There was more bad news for Donziger. Chevron had been joined in its discovery motion by two lawyers who worked for Chevron’s predecessor Texaco. They are currently being prosecuted by Ecuador, along with seven government attorneys, for signing off on Texaco’s cleanup of oil sites when it left the country. The criminal case against them in Ecuador, Kaplan wrote, “appears to have been instigated by Donziger and others working with him for the base purposes of coercing Chevron to settle and undermining a significant element of its defense in Ecuador.”
In Kaplan’s view, these and other episodes raise “substantial questions as to [Donziger's] possible criminal liability and amenability to professional discipline.”
Donziger did not respond to a request for comment. In past interviews, Donziger has denied improper conduct, and emphasized that all discovery rulings are based on a weak and preliminary standard of proof.
Plaintiffs spokesperson Karen Hinton issued a statement: “The outtakes Chevron edited and submitted to the court represent less than one-tenth of the 600 hours shot over three years. Chevron has taken them out of context, provided inaccurate translations and in the words of one U.S. judge made ‘a mountain out of a molehill.’ They show longtime colleagues making jokes, exaggerating for effect and offering stray personal opinions in free-wheeling, brainstorming sessions that are of no legal significance.

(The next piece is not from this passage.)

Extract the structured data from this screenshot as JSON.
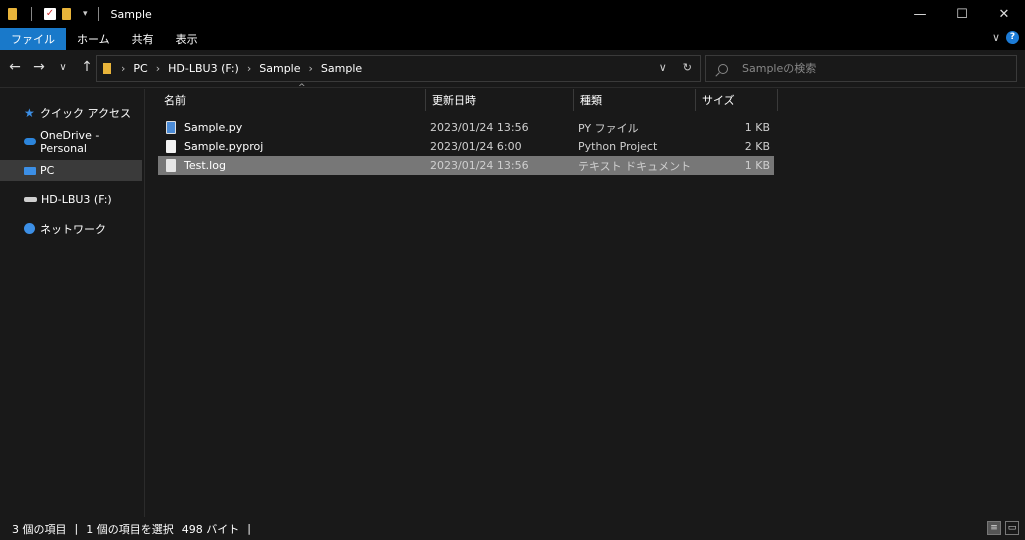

“The real legal significance can be found in the overwhelming scientific evidence against Chevron before the court in Ecuador, including a damages assessment of $113 billion recently put forth by six prominent American experts. The evidence includes more than 64,000 chemical sampling results at trial that point to Chevron’s culpability. It includes proof that the waste pits that Chevron claimed it had remediated have levels of toxic contaminants dozens of times higher than the maximum allowed in the U.S. and Ecuador. The evidence wholly exposes the fraud in Chevron’s claim that the contamination it caused was ‘remediated’ and poses no risk to human health. The evidence means that Chevron faces a substantial risk of an enormous adverse judgment in Ecuador and is desperate to evade justice.”
The force of Judge Kaplan’s new ruling raises two intriguing questions, with the potential to affect the trajectory of this epic dispute. Does there come a point where evidence of fraud is so overwhelming that it must be acknowledged by the Ecuadorian courts? More immediately, will the embarrassment be too great for the Am Law 100 firm that plaintiffs have said is on the verge of joining their team?
“Anyone jumping into bed with plaintiffs at this point needs to understand what they’re signing on to,” Chevron spokeman Kent Robertson said. “They will be funding a fraudulent lawsuit.”